L’adhérent peut opter pour une solution intermédiaire : la Gestion Conseillée. La Gestion Conseillée propose à l’adhérent un accompagnement dans la gestion de son contrat. L’adhérent des recommandations d’arbitrages ou réorientation d’épargne conformes au profil financier de l’adhérent et à l’orientation de gestion de la convention de gestion conseillée. L’adhérent reste libre de suivre ou non les recommandations

Rachats

Les contrats souscrits par AGRER comportent une faculté de rachat. L’épargne est donc disponible à tout moment.
Si l’adhérent souhaite récupérer son épargne en cours de contrat, il peut en demander le rachat partiel ou total.

Le rachat partiel est un retrait définitif d’une partie de l’épargne disponible (fraction des primes versées majorée d’une fraction des intérêts). L'autre partie reste investie dans le contrat. L’adhérent peut par la suite effectuer de nouveaux versements.
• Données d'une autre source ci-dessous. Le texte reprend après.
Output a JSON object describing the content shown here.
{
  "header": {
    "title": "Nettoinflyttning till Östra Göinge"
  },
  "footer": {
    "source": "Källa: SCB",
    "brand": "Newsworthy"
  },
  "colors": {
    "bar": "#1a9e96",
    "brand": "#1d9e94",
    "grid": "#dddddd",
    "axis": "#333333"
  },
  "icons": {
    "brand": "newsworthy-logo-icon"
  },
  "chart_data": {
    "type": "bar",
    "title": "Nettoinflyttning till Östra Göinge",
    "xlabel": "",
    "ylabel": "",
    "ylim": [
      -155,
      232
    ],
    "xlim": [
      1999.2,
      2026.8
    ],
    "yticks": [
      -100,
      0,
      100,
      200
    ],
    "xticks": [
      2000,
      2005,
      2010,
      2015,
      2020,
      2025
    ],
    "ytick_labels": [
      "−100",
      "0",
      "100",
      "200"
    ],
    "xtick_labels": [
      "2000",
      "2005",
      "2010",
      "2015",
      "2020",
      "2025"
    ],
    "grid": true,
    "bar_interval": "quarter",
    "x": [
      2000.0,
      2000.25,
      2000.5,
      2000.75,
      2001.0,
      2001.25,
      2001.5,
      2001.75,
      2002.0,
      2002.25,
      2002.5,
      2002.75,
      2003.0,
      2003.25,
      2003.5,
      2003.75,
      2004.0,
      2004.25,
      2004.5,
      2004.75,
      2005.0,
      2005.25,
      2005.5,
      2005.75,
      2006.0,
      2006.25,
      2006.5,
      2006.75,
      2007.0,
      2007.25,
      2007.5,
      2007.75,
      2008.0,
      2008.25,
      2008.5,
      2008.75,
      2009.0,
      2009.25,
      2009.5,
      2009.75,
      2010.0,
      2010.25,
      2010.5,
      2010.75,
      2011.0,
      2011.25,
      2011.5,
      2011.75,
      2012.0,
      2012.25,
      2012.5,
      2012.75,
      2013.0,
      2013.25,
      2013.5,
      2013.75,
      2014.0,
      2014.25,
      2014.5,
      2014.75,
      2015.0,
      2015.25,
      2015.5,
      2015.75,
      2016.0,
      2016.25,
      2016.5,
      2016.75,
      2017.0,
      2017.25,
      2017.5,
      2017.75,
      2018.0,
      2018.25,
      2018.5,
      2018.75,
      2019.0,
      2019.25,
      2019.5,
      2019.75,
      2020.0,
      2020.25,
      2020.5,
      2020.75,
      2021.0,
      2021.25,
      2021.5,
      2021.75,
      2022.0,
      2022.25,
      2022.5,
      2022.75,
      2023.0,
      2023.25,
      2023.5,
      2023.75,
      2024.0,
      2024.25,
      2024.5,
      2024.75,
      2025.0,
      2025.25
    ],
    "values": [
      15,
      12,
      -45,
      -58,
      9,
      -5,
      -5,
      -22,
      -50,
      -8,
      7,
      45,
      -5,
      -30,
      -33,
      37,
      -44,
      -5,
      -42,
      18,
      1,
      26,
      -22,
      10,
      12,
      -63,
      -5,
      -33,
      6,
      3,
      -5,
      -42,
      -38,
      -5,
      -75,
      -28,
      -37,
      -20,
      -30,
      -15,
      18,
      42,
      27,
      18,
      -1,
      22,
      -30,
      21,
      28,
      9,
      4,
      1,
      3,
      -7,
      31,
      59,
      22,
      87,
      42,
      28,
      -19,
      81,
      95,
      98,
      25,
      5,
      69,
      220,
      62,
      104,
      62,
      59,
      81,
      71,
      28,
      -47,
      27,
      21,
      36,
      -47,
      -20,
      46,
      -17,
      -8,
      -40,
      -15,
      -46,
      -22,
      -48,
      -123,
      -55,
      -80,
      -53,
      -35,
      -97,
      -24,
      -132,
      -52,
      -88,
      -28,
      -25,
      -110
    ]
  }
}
Ces retraits partiels peuvent être programmés en cas de besoin de revenus complémentaires et constituer une source régulière de revenus bénéficiant d’un régime fiscal avantageux.

Le rachat total met fin au contrat. L’adhérent récupère l’intégralité de l’épargne disponible et le contrat est clôturé. L’adhérent a également la possibilité de mettre en place des rachats programmés à échéances fixes. Le rachat total ou partiel entraîne une imposition des intérêts, selon le régime fiscal en vigueur au jour du rachat. La proposition d’assurance indique les valeurs de rachats au terme de chacune des huit premières années. Chaque année, l'assureur communique à l’adhérent la valeur de rachat de son contrat.

Avance

Les contrats souscrits par AGRER prévoient la faculté pour l’adhérent de demander une avance sur son contrat. L’avance est un prêt que l’assureur consent à l’adhérent et qui va lui permettre à de recevoir une certaine somme pour répondre un besoin provisoire de liquidités. L’avance est donc destinée à être remboursée.
Fiscalement, les avances ne sont pas taxables. L’avance permet donc à l’adhérent de récupérer une partie de son épargne sans avoir recours à un rachat fiscalisé. C’est pourquoi, afin d’éviter un risque de requalification de l’Administration fiscale sur le terrain de l’abus de droit, qui aurait pour résultat d’appliquer à l’opération d’avance la fiscalité des rachats partiels, majorée des intérêts de retard et de pénalités, le Groupement des assurances de personnes recommande :

de limiter le montant des avances à un montant en pourcentage de la valeur de rachat du contrat (60% pour les contrats en unités de compte), et d’assortir l’avance d’un délai maximal de remboursement de 3 ans et d’un taux d’intérêt.

Lorsqu’une avance est en cours,
les versements effectués par l’adhérent sont affectés en priorité au remboursement de ces avances.

Mise en garantie

Un contrat d’assurance-vie peut être apporté en garantie d’un prêt contracté par l’adhérent.
La mise en garantie d’un contrat d’assurance-vie est prévue par l’article L 132-10 du Code des assurances. Le contrat d’assurance-vie peut donc constitué un instrument de crédit.

Rente viagère

L’adhérent a la possibilité, sous certaines conditions, de demander une sortie de son contrat en rente viagère. La sortie en rente viagère entraîne une aliénation du capital (il est possible de prévoir la réversion du capital mais cette réversion diminue le montant de la rente versé à l’adhérent dès le début de la rente). C’est le principal inconvénient de cette formule qui interdit toute possibilité de transmettre le capital qui est aliéné. En cas de décès, les héritiers de l’adhérent ne recevront rien.